First item in the response list is response code. Response codes fall into 3 categories: success (`2xx`),
user error (`4xx`) and server error (`5xx`). Second response argument is the response data, if any. Final
element is the error message.

### Commands ###

* `PING` - Pings the server, a noop command.
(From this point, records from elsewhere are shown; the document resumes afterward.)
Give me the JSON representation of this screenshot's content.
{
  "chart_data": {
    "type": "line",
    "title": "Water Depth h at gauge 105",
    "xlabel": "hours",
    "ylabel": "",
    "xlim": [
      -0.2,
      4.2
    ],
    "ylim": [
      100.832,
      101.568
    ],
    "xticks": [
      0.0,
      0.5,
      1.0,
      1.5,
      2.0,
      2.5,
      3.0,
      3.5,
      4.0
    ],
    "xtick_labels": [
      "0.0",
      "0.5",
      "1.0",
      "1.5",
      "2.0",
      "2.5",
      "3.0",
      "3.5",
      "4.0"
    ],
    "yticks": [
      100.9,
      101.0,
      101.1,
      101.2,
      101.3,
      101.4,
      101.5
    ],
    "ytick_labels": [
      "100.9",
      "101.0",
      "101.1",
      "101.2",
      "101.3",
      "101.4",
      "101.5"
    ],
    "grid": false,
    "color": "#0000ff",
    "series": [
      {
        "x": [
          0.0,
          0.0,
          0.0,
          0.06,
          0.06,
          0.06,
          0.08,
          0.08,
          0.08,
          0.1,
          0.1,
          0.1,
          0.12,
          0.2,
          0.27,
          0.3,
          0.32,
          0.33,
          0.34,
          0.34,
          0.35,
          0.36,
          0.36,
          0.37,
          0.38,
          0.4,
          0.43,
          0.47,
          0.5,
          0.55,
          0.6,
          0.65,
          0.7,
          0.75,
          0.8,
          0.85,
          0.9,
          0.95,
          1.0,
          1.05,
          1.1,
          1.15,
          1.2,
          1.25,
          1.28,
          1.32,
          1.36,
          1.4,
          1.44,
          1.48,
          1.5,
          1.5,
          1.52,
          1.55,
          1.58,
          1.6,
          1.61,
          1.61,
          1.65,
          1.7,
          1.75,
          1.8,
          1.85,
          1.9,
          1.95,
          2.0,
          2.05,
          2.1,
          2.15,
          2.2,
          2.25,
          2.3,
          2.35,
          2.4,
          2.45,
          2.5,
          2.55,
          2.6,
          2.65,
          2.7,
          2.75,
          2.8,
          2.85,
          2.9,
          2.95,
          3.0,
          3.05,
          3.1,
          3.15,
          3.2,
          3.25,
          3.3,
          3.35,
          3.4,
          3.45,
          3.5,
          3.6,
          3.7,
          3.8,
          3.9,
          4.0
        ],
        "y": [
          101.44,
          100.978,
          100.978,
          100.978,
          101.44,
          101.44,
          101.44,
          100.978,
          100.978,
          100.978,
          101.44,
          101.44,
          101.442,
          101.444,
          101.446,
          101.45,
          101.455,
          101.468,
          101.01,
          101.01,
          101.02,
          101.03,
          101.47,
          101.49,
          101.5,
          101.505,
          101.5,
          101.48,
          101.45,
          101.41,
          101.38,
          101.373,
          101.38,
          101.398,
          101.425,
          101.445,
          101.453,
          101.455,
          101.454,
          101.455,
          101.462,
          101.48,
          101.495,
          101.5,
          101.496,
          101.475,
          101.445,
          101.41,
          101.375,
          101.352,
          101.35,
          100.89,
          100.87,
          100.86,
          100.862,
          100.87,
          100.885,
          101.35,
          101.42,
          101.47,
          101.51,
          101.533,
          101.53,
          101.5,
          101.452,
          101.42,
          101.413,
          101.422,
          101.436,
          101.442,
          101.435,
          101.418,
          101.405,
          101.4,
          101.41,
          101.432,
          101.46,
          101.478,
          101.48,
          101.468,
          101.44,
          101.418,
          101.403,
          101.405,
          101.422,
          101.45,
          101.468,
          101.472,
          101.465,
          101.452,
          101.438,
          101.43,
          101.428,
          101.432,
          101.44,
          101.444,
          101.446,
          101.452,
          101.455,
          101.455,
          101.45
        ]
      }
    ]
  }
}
* `SHUTDOWN` - Shuts down the server.
* `DSNEW ` - Creates a new dataset with the specified number of columns.
* `DSLIST` - Lists all available datasets.
* `DSAPPEND ` - Append data to the existing dataset. Data is a list of numbers and must be column aligned.
* `MODNEW ` - Create a new model. Currently only ``linear_regression`` is a valid model type.
* `MODBUILD []` - Build given model.
* `MOPREDICT [model specific data]` - Uses given model to make a prediction.